Sure, VR will be able to take us to space, perhaps one day traveling the same path New Horizons took, with much less time and effort. But let’s not forget the groundbreaking technology has also given us the TwerkingButt and acid trips—the things that really matter.
Fifty Shades of Grey
The romance saga ignited long-smoldering fires within readers in 2011, and sparked a thousand thinkpieces across the Internet. Such fiery trilogy literature had not come before, nor since, and erotic fan fiction spurred on by desires discovered while flipping through its pages can be found on Tumblrs everywhere.
Just one of the many widely read yet questionable romance novels to be adapted into a big-screen film, Fifty Shades is a recent phenomenon New Horizons had the opportunity to avoid.
Pluto downgraded from planet status
When the spacecraft launched, it was heading to Pluto and all its dark, icy glory. Then the unthinkable happened: Pluto was declassified from planet status in August 2006, instead becoming simply a dwarf planet.
This declaration rocked the science world, from top NASA scientists down to elementary school teachers who now had to rewrite songs about space to eliminate Pluto from their students’ understanding of our galaxy.

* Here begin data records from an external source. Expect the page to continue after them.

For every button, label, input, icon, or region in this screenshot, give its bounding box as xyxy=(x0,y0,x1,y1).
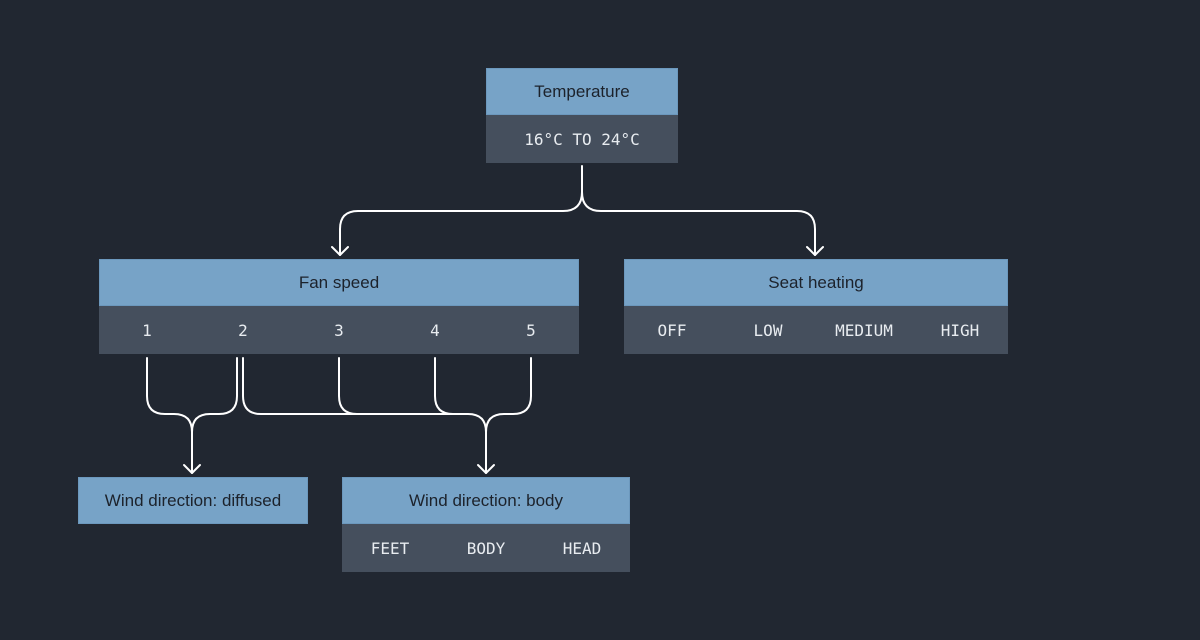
edge-temperature-fan-speed xyxy=(339,165,583,256)
option-wind-body: BODY xyxy=(466,538,506,558)
node-temperature-options: 16°C TO 24°C xyxy=(486,115,678,163)
option-temperature-range: 16°C TO 24°C xyxy=(524,129,640,149)
edge-fan-1-diffused xyxy=(146,357,193,474)
node-temperature-title: Temperature xyxy=(486,68,678,115)
node-fan-speed-title: Fan speed xyxy=(99,259,579,306)
option-seat-medium: MEDIUM xyxy=(835,320,893,340)
edge-fan-2-diffused xyxy=(191,357,238,433)
node-wind-body-options: FEET BODY HEAD xyxy=(342,524,630,572)
edge-fan-3-body xyxy=(338,357,358,415)
option-wind-head: HEAD xyxy=(562,538,602,558)
option-seat-off: OFF xyxy=(657,320,687,340)
node-seat-heating-options: OFF LOW MEDIUM HIGH xyxy=(624,306,1008,354)
node-seat-heating: Seat heating OFF LOW MEDIUM HIGH xyxy=(624,259,1008,354)
edge-fan-4-body xyxy=(434,357,454,415)
edge-temperature-seat-heating xyxy=(581,191,816,256)
node-wind-diffused: Wind direction: diffused xyxy=(78,477,308,524)
option-fan-4: 4 xyxy=(430,320,440,340)
node-fan-speed-options: 1 2 3 4 5 xyxy=(99,306,579,354)
option-wind-feet: FEET xyxy=(370,538,410,558)
option-fan-1: 1 xyxy=(142,320,152,340)
option-seat-high: HIGH xyxy=(940,320,980,340)
edge-fan-5-body xyxy=(485,357,532,433)
option-seat-low: LOW xyxy=(753,320,783,340)
node-temperature: Temperature 16°C TO 24°C xyxy=(486,68,678,163)
node-wind-body-title: Wind direction: body xyxy=(342,477,630,524)
node-fan-speed: Fan speed 1 2 3 4 5 xyxy=(99,259,579,354)
option-fan-2: 2 xyxy=(238,320,248,340)
node-wind-diffused-title: Wind direction: diffused xyxy=(78,477,308,524)
edge-fan-2-body xyxy=(242,357,487,474)
node-wind-body: Wind direction: body FEET BODY HEAD xyxy=(342,477,630,572)
option-fan-5: 5 xyxy=(526,320,536,340)
option-fan-3: 3 xyxy=(334,320,344,340)
node-seat-heating-title: Seat heating xyxy=(624,259,1008,306)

As the probe moves through space, snapping photos of the dwarf planet we know so little about, perhaps it turns for a moment and looks back at Earth, the home it left not so long ago. New Horizons wonders at all it’s missed in the billions of miles it’s traveled, and then turns to the stars and the unknown worlds beyond them. The probe contemplates the decade that gave us selfie sticks and binge-watching and thinks to itself, “I think I’ll stay up here.”